Amely se arrojó junto a la cabeza de Felipe. Le llameaban los ojos; sus labios temblaban. Se estremecía como si estuvieran azotándole una docena de látigos.
—Felipe… —Ella le agarró la cabeza y la volvió hacia ella.
—Amely… El… es de verdad un salvaje. Yo… yo no sabía esto. Wittstock… debería haberme contado más… cosas sobre él.
—¿Felipe? ¿Qué quiso decir usted antes con eso de que quizá Kilian podía seguir con vida?

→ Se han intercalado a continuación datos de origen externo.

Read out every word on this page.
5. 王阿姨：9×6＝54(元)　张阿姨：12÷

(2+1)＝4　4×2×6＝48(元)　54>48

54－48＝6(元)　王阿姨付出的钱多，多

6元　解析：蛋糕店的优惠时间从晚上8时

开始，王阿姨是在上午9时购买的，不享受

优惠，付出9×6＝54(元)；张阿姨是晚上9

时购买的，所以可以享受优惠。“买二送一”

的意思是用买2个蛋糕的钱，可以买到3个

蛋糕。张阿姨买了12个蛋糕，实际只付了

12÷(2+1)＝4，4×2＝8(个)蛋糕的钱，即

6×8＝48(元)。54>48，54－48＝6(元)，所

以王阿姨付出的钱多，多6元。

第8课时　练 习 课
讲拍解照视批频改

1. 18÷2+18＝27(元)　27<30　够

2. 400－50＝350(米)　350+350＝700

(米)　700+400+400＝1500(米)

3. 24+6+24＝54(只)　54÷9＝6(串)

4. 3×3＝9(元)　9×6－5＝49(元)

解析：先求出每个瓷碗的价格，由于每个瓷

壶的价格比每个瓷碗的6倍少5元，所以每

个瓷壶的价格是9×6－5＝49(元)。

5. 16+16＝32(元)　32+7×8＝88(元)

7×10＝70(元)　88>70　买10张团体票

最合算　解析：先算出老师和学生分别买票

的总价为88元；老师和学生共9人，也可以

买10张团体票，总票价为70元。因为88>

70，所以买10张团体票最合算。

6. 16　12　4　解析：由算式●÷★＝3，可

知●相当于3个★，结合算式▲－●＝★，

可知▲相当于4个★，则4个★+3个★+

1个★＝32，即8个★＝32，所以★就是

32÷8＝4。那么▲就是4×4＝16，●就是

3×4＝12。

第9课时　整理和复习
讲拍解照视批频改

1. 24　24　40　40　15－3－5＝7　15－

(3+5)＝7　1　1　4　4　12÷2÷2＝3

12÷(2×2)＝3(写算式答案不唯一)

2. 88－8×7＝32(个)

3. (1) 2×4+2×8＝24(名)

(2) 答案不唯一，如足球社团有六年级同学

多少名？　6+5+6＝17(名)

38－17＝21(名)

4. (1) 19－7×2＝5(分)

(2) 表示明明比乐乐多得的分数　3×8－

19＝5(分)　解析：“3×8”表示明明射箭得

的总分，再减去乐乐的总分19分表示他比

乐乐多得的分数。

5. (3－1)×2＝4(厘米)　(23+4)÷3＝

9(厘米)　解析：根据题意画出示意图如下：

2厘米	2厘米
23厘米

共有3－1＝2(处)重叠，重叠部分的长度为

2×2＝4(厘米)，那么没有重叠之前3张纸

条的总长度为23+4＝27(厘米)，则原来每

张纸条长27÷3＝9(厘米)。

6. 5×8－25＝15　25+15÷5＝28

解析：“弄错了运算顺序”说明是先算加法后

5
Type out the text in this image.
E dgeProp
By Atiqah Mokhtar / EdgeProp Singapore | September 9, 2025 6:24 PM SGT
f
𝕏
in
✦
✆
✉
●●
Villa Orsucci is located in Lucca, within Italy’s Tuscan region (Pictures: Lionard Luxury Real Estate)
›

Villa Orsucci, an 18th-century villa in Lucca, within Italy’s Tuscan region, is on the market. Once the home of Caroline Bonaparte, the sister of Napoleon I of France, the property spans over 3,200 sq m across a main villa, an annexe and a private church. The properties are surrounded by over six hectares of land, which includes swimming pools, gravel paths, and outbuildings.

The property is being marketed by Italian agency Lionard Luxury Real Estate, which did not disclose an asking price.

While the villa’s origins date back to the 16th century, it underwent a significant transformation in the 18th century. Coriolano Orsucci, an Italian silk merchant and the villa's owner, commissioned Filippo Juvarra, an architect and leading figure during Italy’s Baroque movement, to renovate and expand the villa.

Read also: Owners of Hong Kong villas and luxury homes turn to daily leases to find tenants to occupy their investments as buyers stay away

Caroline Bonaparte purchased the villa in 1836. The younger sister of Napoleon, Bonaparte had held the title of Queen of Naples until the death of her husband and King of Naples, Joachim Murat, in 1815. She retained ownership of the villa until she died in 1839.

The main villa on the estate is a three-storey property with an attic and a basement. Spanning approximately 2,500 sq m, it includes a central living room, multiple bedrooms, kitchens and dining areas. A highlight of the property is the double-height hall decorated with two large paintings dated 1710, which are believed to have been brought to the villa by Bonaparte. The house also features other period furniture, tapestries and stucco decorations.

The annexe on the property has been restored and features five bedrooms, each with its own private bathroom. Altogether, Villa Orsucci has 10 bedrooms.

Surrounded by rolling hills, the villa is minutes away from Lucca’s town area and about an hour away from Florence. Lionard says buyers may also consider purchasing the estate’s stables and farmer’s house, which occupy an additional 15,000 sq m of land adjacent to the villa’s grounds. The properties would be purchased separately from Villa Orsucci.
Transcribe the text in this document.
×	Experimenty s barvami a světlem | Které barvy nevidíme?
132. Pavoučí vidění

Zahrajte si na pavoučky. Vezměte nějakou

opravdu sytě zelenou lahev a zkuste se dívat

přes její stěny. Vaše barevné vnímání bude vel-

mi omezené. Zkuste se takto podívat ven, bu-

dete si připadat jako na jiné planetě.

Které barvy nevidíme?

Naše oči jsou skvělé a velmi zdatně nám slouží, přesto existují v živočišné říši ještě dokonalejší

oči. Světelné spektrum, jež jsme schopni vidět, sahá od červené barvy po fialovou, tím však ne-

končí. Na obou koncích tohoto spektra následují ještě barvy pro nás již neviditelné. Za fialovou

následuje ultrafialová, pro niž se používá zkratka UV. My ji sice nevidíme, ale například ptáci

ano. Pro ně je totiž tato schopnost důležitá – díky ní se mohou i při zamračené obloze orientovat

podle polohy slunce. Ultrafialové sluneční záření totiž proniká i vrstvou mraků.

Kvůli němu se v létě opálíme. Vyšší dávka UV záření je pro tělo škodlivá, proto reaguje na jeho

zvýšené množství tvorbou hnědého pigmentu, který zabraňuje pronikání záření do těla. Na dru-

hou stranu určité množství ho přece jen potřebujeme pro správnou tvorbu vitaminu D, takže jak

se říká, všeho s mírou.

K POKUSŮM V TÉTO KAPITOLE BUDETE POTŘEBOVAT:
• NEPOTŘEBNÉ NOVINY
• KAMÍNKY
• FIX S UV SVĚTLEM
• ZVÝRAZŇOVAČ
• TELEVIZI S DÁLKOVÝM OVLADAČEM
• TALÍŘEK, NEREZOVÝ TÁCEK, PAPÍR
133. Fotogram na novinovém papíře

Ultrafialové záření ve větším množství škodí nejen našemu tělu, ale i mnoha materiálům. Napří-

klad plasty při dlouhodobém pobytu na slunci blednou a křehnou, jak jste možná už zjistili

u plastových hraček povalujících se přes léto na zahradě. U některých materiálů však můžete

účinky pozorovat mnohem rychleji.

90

Su boca se movía, pero ella no entendía ninguna palabra. Una oleada de dolor le obligó a apretar con fuerza los ojos. Le salía la saliva por entre los dientes apretados.
—Amely —dijo él con un graznido y tosiendo sangre. La lluvia se la llevó mejillas abajo.
Kilian, ¿qué sucede con Kilian?, es lo que quería saber ella, pero en lugar de eso salió inesperadamente de sus labios otra pregunta:
—¿Me acosté realmente contigo?
Ella no contaba con una respuesta aunque él hubiera sido capaz de dársela. Ese canalla se alegraría de dejarla para siempre en la incertidumbre. Con los puños cerrados tiró de la camisa que siempre llevaba, con los cigarrillos en el bolsillo; los palpó ahora también. Hasta en la hora de su muerte ofrecía un aspecto temerario.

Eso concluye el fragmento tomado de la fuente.